The NIE, it seems, was never a big secret; after Democrats bellowed for one in late July, Director of National Intelligence John Negroponte announced Aug. 4 he’d whip one up.

And there’s scant evidence the report exists “in draft form” — Harman may have an inside track on the matter, but sources tell me the process remains in a nascent stage.

But is the report being slow-walked? That appears to be somewhere between possible and very likely.

According to White House adviser Fran Townsend, the report is expected to take six months to produce. “Most NIEs are substantial research and writing projects that can take as much as a year,” she said yesterday. The six-month timeframe for the Iraq NIE is “still quicker than most NIEs get done.

“The timing has got nothing to do with the election,” she added.

Townsend appears to have stretched the truth to the point of snapping. According to a 2004 Senate intelligence committee report, the intelligence community’s internal guidelines call for NIEs to be produced on timeframes of between two weeks and around two months. That means that with an Aug. 4 start date, President Bush should have expected a report on his desk around Oct. 4.

What’s more, most U.S. intelligence agencies have been grappling with Iraq almost full-time since the invasion, many providing direct warfighter support. This is hardly an obscure intellectual issue for them, nor one that is particularly fuzzy.
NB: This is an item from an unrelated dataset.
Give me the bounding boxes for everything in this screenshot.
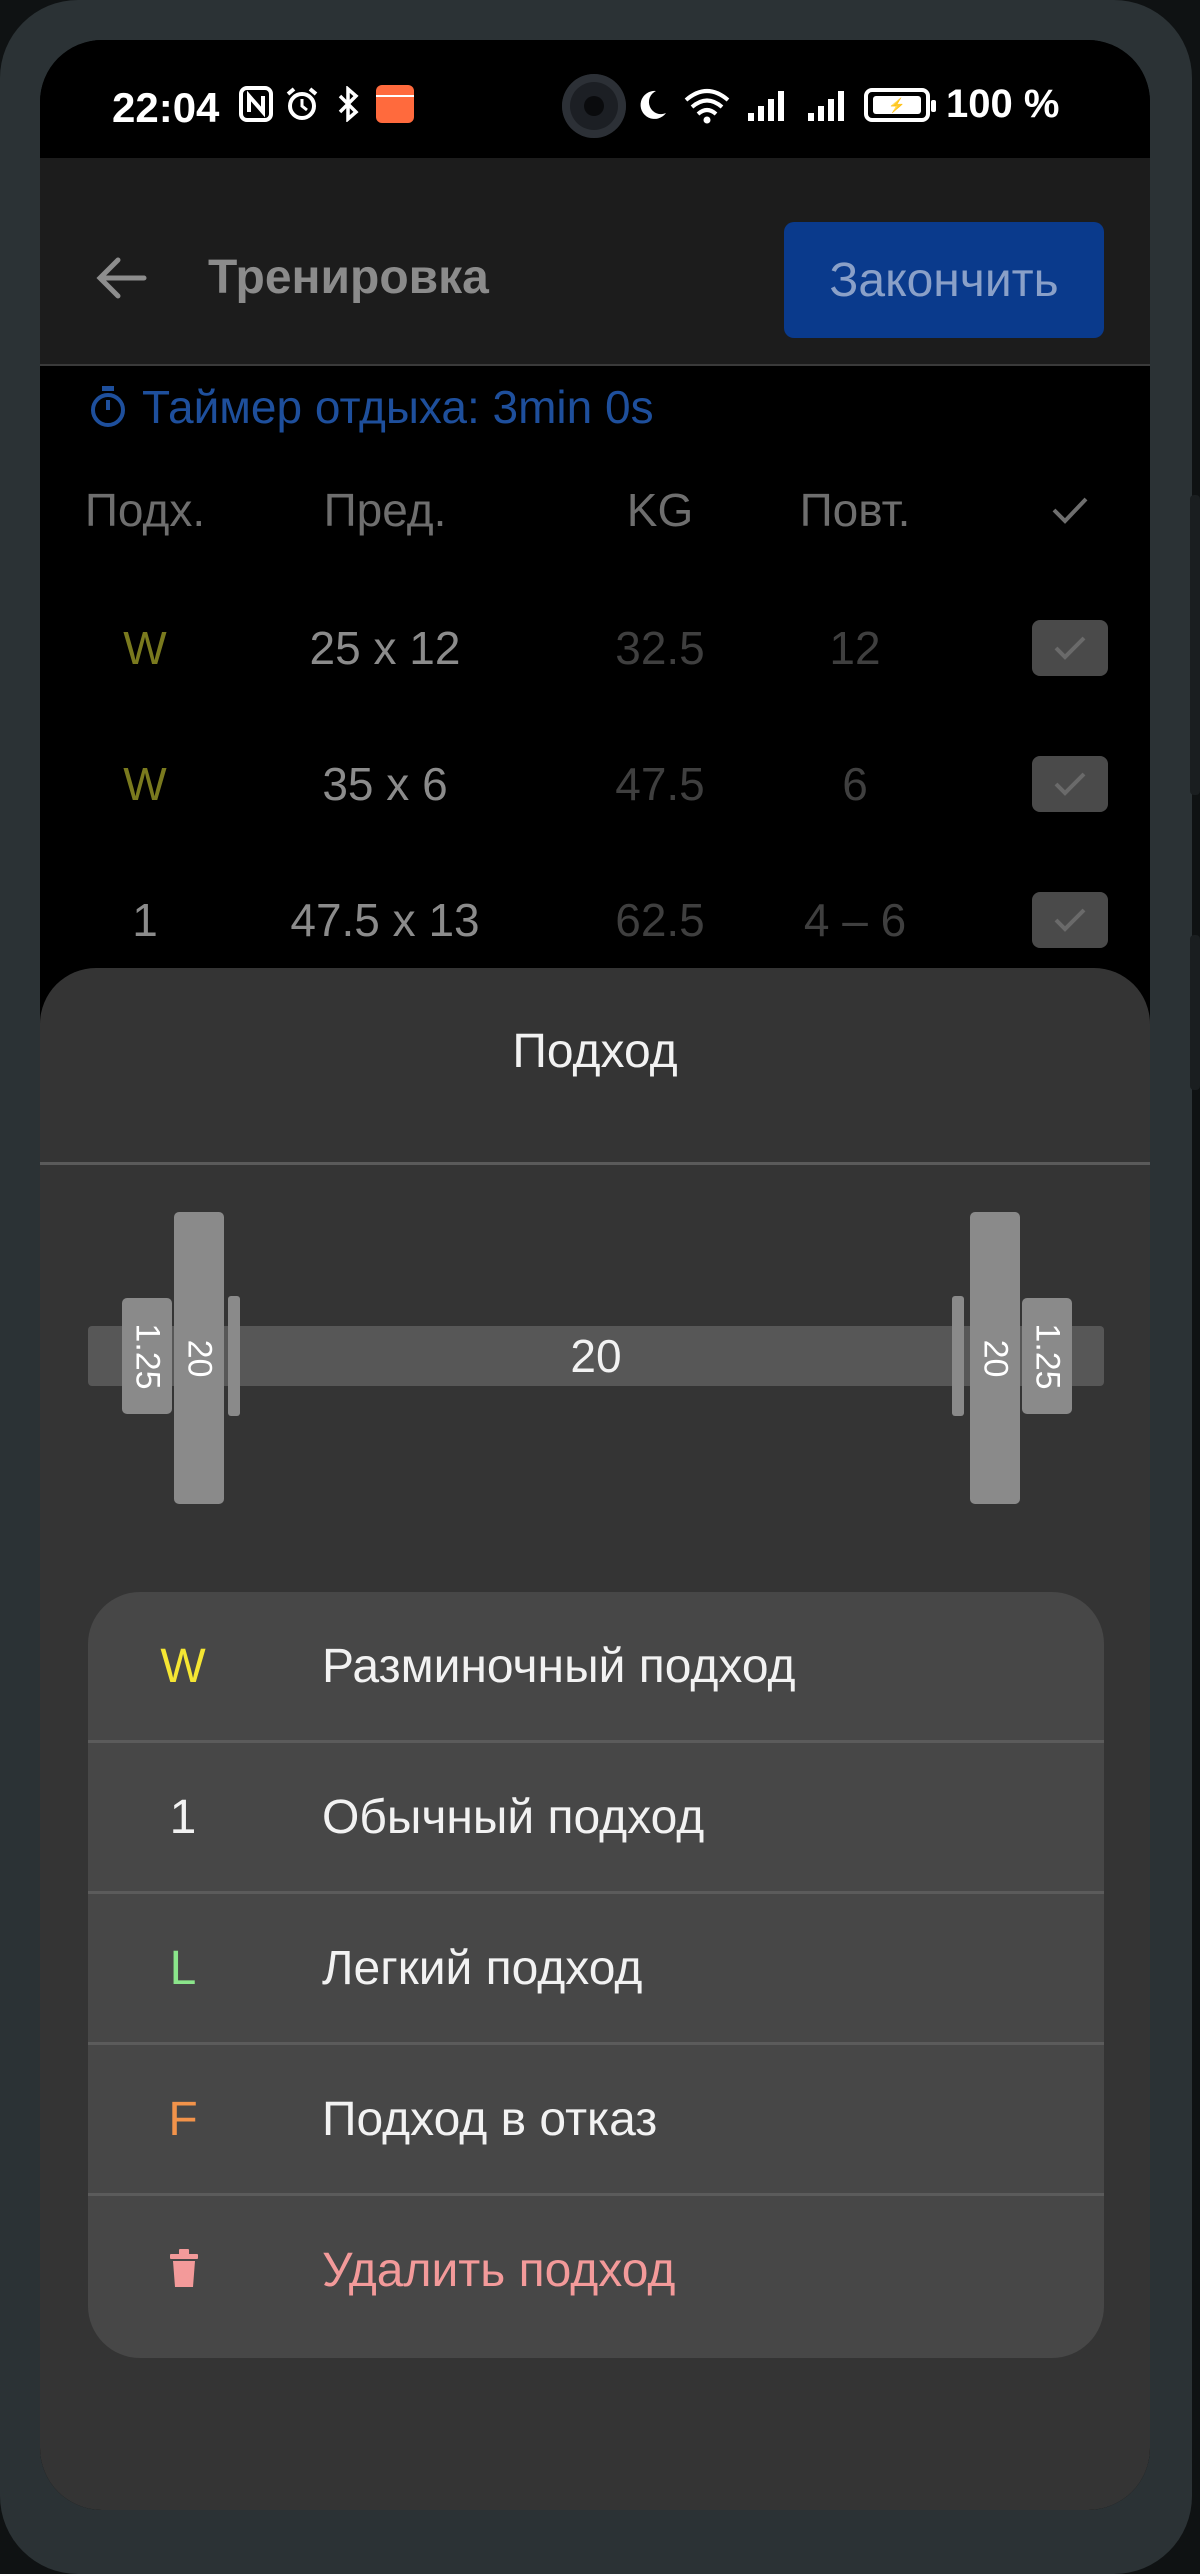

This may be one of the few reports whose conclusions are widely known before a word is put to paper.

In prognosticating what the upcoming Iraq NIE would say, Newsweek‘s Mark Hosenball reported two weeks ago that Defense officials briefing lawmakers were “paint[ing] a scenario in which Iraq could dissolve into civil war if Iraqi security forces don’t soon get their act together.”

Seeing those conclusions leaked to the media — that’s an October surprise the White House would likely hope to avoid.